Smoking cessation Most important modifiable risk. Smoking doubles stroke risk. 5-year post-cessation risk equals never-smoker risk. Refer NHS Stop Smoking Service. Varenicline most effective
Blood pressure control Home BP monitoring. Target <130/80 mmHg. Each 10 mmHg reduction = 30% stroke risk reduction. Reduce salt <6g/day, DASH diet, regular aerobic exercise
Dietary change Mediterranean diet: high vegetables, fruits, olive oil, fish. Reduces recurrent stroke by 30% (PREDIMED). Salt restriction essential for BP control
Physical activity 150 min moderate aerobic exercise/week. Reduces stroke risk by 25%. Start gradually post-TIA — full return to activity if no deficits
Diabetes management HbA1c <53 mmol/mol (7%). SGLT2 inhibitors (empagliflozin) reduce cardiovascular events including stroke. GLP1-RA also benefit
Weight management BMI <25 kg/m². Obesity increases AF risk (and thus cardioembolic stroke). 10% weight loss reduces BP by 5–10 mmHg
Smoking cessation alone reduces stroke recurrence by 50% within 1–2 years. Mediterranean diet reduces fatal cardiovascular events including stroke by 30% (PREDIMED, 7,447 participants). Comprehensive risk factor management (statin + antiplatelet + BP + lifestyle) can reduce 10-year recurrent stroke risk from 25–30% to <8% — a transformation in outcomes achievable in primary care.
9
Safety
Follow-up & safety-netting post-TIA
1 week post-TIA
Review: medications started (antiplatelet/anticoagulant + statin + antihypertensive)? Driving advice confirmed? BP at target? Investigations result reviewed?
1 month
BP review. Lipid result — LDL at target (<1.8 mmol/L)? Renal function if started ACEi/ARB. Dual antiplatelet stopping at 21 days → clopidogrel monotherapy
3–6 months
Cardiac monitoring results (Holter, implantable loop recorder if embolic). Carotid endarterectomy outcome if performed. Lifestyle adherence
Annual
BP, lipids, HbA1c, eGFR. Medication review. Recurrent neurological symptoms — re-assess. Update DVLA notification if driving status changes
999 safety-net
"If FAST symptoms return — ANY facial droop, arm/leg weakness, speech change, vision loss — call 999 IMMEDIATELY. Do not wait to see if it gets better." Document advice given
Driving DVLA
Must not drive for 1 month (Group 1). 1 year (Group 2 — HGV/bus). Patient's responsibility to notify DVLA. GP duty to advise — document in notes. Can resume if no residual neurological impairment after 1 month review
5–10% of TIA patients have a stroke within 90 days without treatment.
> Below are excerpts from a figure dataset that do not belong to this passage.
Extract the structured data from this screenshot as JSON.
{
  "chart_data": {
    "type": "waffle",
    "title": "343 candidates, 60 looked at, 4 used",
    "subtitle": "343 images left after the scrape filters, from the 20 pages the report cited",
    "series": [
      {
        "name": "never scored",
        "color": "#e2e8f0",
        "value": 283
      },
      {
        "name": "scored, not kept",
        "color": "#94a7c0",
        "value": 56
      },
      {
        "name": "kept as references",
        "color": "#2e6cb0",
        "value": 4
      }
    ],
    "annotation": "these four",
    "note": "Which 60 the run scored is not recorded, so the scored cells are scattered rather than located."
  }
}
With optimal treatment (antiplatelet + statin + BP), this reduces to 1–2%. Paroxysmal AF detected by prolonged cardiac monitoring (implantable loop recorder) is found in 12–15% of otherwise unexplained stroke/TIA patients — anticoagulation in these patients reduces recurrent stroke by 64%. Driving cessation advice must be documented — a legal and medicolegal requirement. Failure to advise has resulted in successful litigation.
Educational use only. Based on NICE NG128 (Stroke & TIA 2019), EXPRESS Trial (Rothwell 2007), CHANCE Trial (Wang 2013), SPARCL Trial (Amarenco 2006), NASCET, POINT Trial. DVLA At a Glance Guide. Adapt to individual patient context.